Property data curator ATTOM released its first quarter 2024 U.S. Residential Property Mortgage Origination Report, which showed 1.28 million mortgages secured by residential property (1 to 4 units) were issued during the first quarter.
That represents a 6.8 percent decline from the previous quarter. The drop-off marked the 11th in the last 12 quarters, to the lowest level since 2000.
The latest decline left total residential lending activity down 4.8 percent from a year earlier and down 69.3 percent from a high point hit in 2021. It came amid another period of rising mortgage interest rates and elevated home prices unaffordable to significant portions of households, on top of low supplies of homes for sale.
“There is reason to hope that we will see something of a turnaround when second-quarter data comes in, given the jump in lending activity that happened during the peak homebuying season of 2023,” ATTOM CEO Rob Barber said in a release. “But with little sign that interest rates are coming down, which could fire up refinance and HELOC lending, or that supplies of homes for sale are going up, any increase is likely to be limited.”
Ongoing decreases in lending activity during the first quarter resulted from losses in all major categories of residential lending, according to the report.

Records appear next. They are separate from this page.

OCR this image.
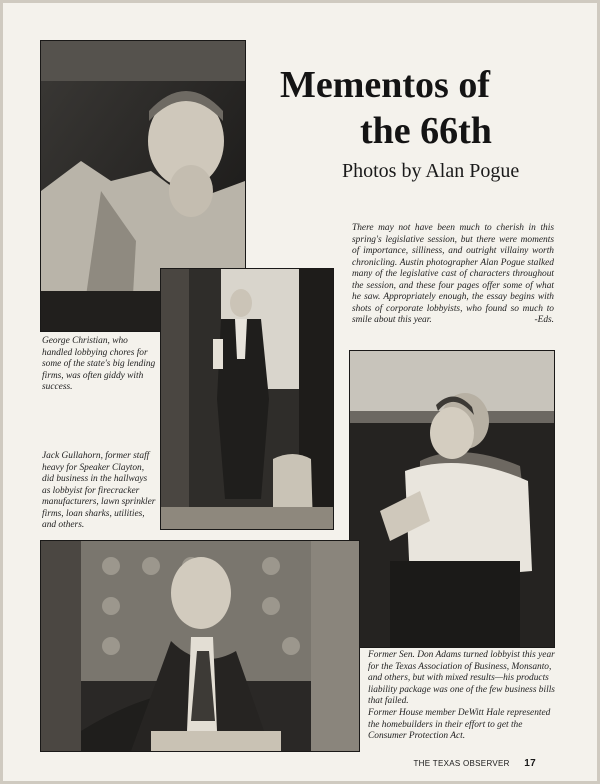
Mementos of
the 66th
Photos by Alan Pogue
There may not have been much to cherish in this spring's legislative session, but there were moments of importance, silliness, and outright villainy worth chronicling. Austin photographer Alan Pogue stalked many of the legislative cast of characters throughout the session, and these four pages offer some of what he saw. Appropriately enough, the essay begins with shots of corporate lobbyists, who found so much to smile about this year.	-Eds.
George Christian, who handled lobbying chores for some of the state's big lending firms, was often giddy with success.
Jack Gullahorn, former staff heavy for Speaker Clayton, did business in the hallways as lobbyist for firecracker manufacturers, lawn sprinkler firms, loan sharks, utilities, and others.
Former Sen. Don Adams turned lobbyist this year for the Texas Association of Business, Monsanto, and others, but with mixed results—his products liability package was one of the few business bills that failed.
Former House member DeWitt Hale represented the homebuilders in their effort to get the Consumer Protection Act.
THE TEXAS OBSERVER 17
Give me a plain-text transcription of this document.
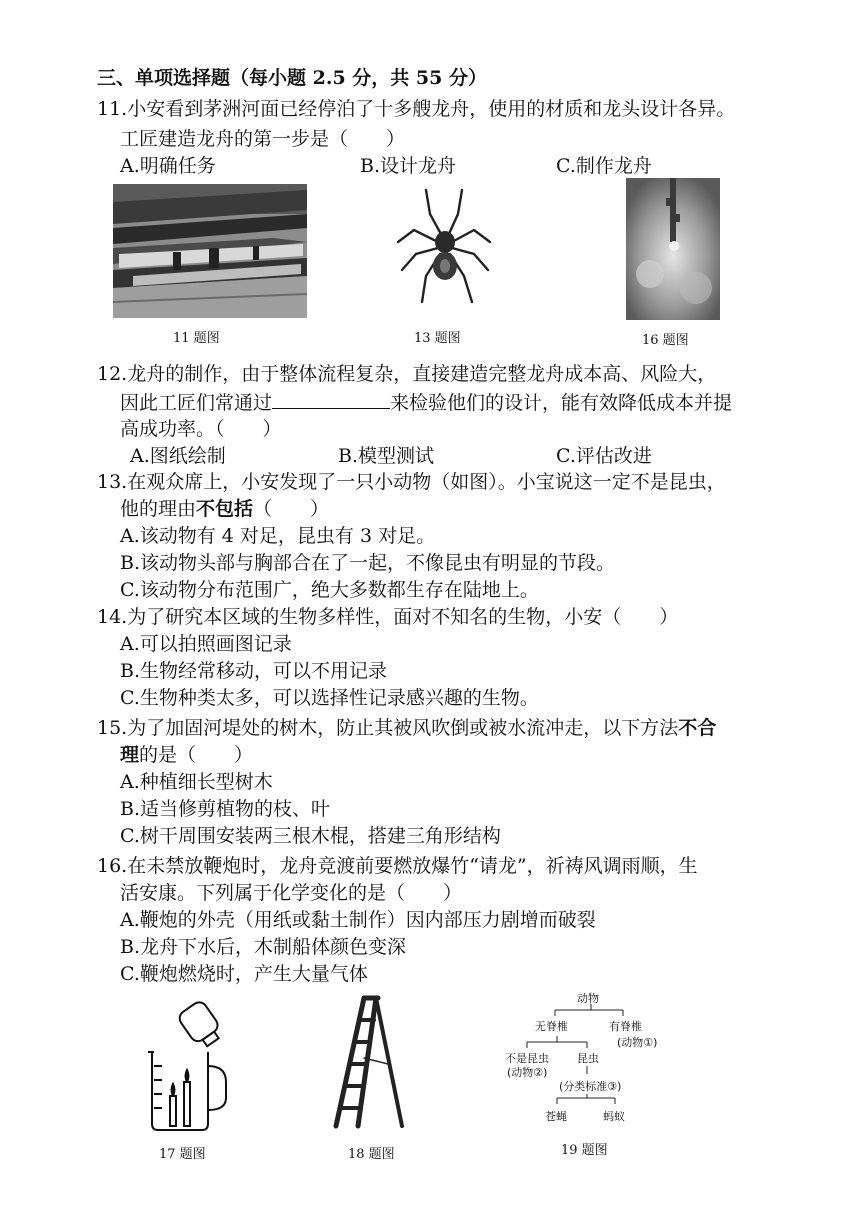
三、单项选择题（每小题 2.5 分，共 55 分）
11.小安看到茅洲河面已经停泊了十多艘龙舟，使用的材质和龙头设计各异。
工匠建造龙舟的第一步是（　　）
A.明确任务	B.设计龙舟	C.制作龙舟
11 题图	13 题图	16 题图
12.龙舟的制作，由于整体流程复杂，直接建造完整龙舟成本高、风险大，
因此工匠们常通过	来检验他们的设计，能有效降低成本并提
高成功率。（　　）
A.图纸绘制	B.模型测试	C.评估改进
13.在观众席上，小安发现了一只小动物（如图）。小宝说这一定不是昆虫，
他的理由不包括（　　）
A.该动物有 4 对足，昆虫有 3 对足。
B.该动物头部与胸部合在了一起，不像昆虫有明显的节段。
C.该动物分布范围广，绝大多数都生存在陆地上。
14.为了研究本区域的生物多样性，面对不知名的生物，小安（　　）
A.可以拍照画图记录
B.生物经常移动，可以不用记录
C.生物种类太多，可以选择性记录感兴趣的生物。
15.为了加固河堤处的树木，防止其被风吹倒或被水流冲走，以下方法不合
理的是（　　）
A.种植细长型树木
B.适当修剪植物的枝、叶
C.树干周围安装两三根木棍，搭建三角形结构
16.在未禁放鞭炮时，龙舟竞渡前要燃放爆竹“请龙”，祈祷风调雨顺，生
活安康。下列属于化学变化的是（　　）
A.鞭炮的外壳（用纸或黏土制作）因内部压力剧增而破裂
B.龙舟下水后，木制船体颜色变深
C.鞭炮燃烧时，产生大量气体
17 题图	18 题图
动物
无脊椎	有脊椎
(动物①)
不是昆虫
(动物②)
昆虫
(分类标准③)
苍蝇	蚂蚁
19 题图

Purchase-loan activity went down another 9.9 percent quarterly, to about 565,000, while refinance deals dipped downward by 1.9 percent, to 491,000. Home-equity credit lines slipped 9 percent, to 222,000.
Measured monetarily, lenders issued $405.6 billion worth of residential mortgages in the first quarter. That was down 4.8 percent from the fourth quarter of 2023 and 4.5 percent from the first quarter of last year, ATTOM added.
The varying paces of change among different loan types helped reduce the portion of all residential mortgages represented by purchase lending for the third straight quarter while pushing the refinance component upward. Still, purchase loans were the most common form of mortgages around the U.S. in early 2024, comprising more than 40 percent, followed by refinance packages and home-equity lending.
Home-mortgage lending took another hit in the early months of 2024 as average interest rates for 30-year fixed loans rose close to 7 percent (it has since increased). That continued to push up home ownership costs at a time when near-record home prices in most of the country already were unaffordable, or a significant financial stretch, for average wage earners. Purchase lending was further eroded amid counts of homes for sale that were less than half the levels seen five years ago.